There are two interesting questions with the digital exchange model that we’ve got. First of all the customers benefit because they have the ability to claw back some of the money that they’ve paid for. Secondly, we actually pay a portion of the resale value to the publishers. So, for the first time, the publishers have been able to benefit directly from a secondary market in their IP.

So the publisher’s possibly weren’t happy with physical trade-ins, but with something like this they’re more on board?

Very much so, yes. Sometimes there are technical difficulties, for example MMORPG games we don’t support. Any timecard based sales we cant support, but the majority of our publishers support the trade-in model.

Which publishers?

We’ve got about 63 publishers ranging from Square Enix to Warner, Paradox and 1C. They and everyone else are on board.

Can you be cheaper than retail on triple-A releases?

We are able to offer it at a more attractive price for customers. If you’ve got games in your list you’re prepared to trade, you can get a good deal. Which is exactly the same as would happen on the high street with a new title.

Realistically, PC games have been losing shelf space at the High Street. Are digital downloads the future for PC game sales?

Not only are they the future, I think they are the present. PC games were squeezed out of the high street, and the reason why they are alive is because of digital distributors like ourselves and Steam – particularly Steam. I take my hat off to them. They have kept the PC alive as a gaming platform.

So you looked to replicate that and add your own USP based on trade-ins?

Absolutely. We have a USP on how we operate, and that system works incredibly well for the vast majority of our customers.

And you’re certainly of the opinion that PC gaming is flourishing at the moment?

PC gaming is absolutely flourishing, there is no two ways about it. I frequently get analysts saying that PC gaming is declining to me, and so I actually challenge them back with ‘how fast is digital PC gaming growing as a marketplace, and how big is that marketplace? And many of them don’t come up with an answer.

However, there are 72 million PlayStation 3 codes given away which means the overall PlaytStation network population is 72 million. Whereas there are 280 million game spec PCs out there globally.
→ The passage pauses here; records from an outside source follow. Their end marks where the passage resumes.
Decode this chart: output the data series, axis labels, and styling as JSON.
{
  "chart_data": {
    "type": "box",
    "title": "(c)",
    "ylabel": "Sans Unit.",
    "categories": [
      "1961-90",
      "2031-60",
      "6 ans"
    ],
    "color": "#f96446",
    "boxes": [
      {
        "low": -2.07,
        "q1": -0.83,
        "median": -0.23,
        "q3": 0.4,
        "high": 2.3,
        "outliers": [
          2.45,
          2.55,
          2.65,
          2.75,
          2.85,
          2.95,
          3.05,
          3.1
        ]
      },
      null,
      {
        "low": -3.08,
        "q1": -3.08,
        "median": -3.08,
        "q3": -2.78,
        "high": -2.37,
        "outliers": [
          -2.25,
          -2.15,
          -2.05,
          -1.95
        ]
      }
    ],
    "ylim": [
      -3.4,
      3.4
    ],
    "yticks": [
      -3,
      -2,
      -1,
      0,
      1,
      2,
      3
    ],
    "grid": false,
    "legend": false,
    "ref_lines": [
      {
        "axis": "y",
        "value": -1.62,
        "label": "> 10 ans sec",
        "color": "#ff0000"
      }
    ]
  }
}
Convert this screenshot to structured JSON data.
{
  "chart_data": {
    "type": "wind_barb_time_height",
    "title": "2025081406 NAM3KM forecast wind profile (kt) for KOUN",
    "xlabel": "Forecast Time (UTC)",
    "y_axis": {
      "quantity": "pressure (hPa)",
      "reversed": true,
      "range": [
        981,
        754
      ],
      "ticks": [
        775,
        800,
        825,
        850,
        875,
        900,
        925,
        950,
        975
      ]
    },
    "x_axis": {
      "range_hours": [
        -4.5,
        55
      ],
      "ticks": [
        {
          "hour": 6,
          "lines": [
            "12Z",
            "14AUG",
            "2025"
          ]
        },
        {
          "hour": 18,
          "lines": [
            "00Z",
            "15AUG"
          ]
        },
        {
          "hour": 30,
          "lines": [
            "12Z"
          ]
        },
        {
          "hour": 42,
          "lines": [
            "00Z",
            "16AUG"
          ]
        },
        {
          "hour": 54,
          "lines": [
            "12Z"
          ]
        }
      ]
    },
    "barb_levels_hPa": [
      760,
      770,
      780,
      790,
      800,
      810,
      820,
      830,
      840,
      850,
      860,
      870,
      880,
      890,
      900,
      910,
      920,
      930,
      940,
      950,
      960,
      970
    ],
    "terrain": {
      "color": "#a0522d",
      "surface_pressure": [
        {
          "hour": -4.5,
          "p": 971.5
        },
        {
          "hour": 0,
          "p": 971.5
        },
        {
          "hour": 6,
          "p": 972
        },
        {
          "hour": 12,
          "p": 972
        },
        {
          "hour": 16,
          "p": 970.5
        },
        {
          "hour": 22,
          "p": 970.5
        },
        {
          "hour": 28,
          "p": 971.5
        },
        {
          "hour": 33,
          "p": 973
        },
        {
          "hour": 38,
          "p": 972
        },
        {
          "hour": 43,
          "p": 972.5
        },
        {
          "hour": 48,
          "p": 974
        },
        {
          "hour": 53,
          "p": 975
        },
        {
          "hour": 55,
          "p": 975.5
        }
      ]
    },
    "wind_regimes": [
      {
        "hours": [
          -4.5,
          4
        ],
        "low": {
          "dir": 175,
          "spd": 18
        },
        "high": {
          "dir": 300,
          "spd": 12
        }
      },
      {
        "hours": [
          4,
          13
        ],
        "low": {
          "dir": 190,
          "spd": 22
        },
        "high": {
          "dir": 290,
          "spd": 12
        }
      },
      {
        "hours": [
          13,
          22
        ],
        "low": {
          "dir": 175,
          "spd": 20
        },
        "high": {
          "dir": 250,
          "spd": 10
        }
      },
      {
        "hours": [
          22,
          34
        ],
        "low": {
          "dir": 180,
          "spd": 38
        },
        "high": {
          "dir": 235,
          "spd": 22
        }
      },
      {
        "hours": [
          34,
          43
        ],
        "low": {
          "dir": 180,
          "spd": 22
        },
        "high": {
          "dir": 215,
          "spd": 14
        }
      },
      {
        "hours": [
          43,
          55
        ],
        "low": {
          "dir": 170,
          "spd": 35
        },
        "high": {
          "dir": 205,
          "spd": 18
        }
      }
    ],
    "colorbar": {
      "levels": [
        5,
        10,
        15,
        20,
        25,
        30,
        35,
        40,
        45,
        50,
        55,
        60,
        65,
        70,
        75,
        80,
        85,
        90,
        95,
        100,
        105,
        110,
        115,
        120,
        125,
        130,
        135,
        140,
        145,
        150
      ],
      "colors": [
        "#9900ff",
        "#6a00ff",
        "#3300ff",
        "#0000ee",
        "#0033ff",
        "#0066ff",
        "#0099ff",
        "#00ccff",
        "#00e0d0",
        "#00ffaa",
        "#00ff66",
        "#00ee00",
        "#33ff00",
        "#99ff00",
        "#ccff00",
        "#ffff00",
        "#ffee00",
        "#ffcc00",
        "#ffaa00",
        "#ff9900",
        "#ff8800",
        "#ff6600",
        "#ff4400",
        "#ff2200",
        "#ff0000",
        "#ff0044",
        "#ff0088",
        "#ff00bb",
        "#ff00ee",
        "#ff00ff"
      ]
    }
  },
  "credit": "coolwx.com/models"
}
And that’s on a rising curve you’d say?

That figure is on a rising curve.

Do you think physical games retailer’s days are numbered, in that case?

I can’t speak on behalf of other products but from a PC games perspective, PC gamers are technically more sophisticated, more savvy and require a level of game interaction complexity which is arguably higher than that of console gamers.

PC gamers have already embraced digital downloads. Historically and currently, I would suggest that they are the vanguard of change.

So it’s a lot of nonsense when these analysts talk bout the death of PC gaming?

It’s not the full picture. Actually it’s quite the opposite, and its worked in our favour.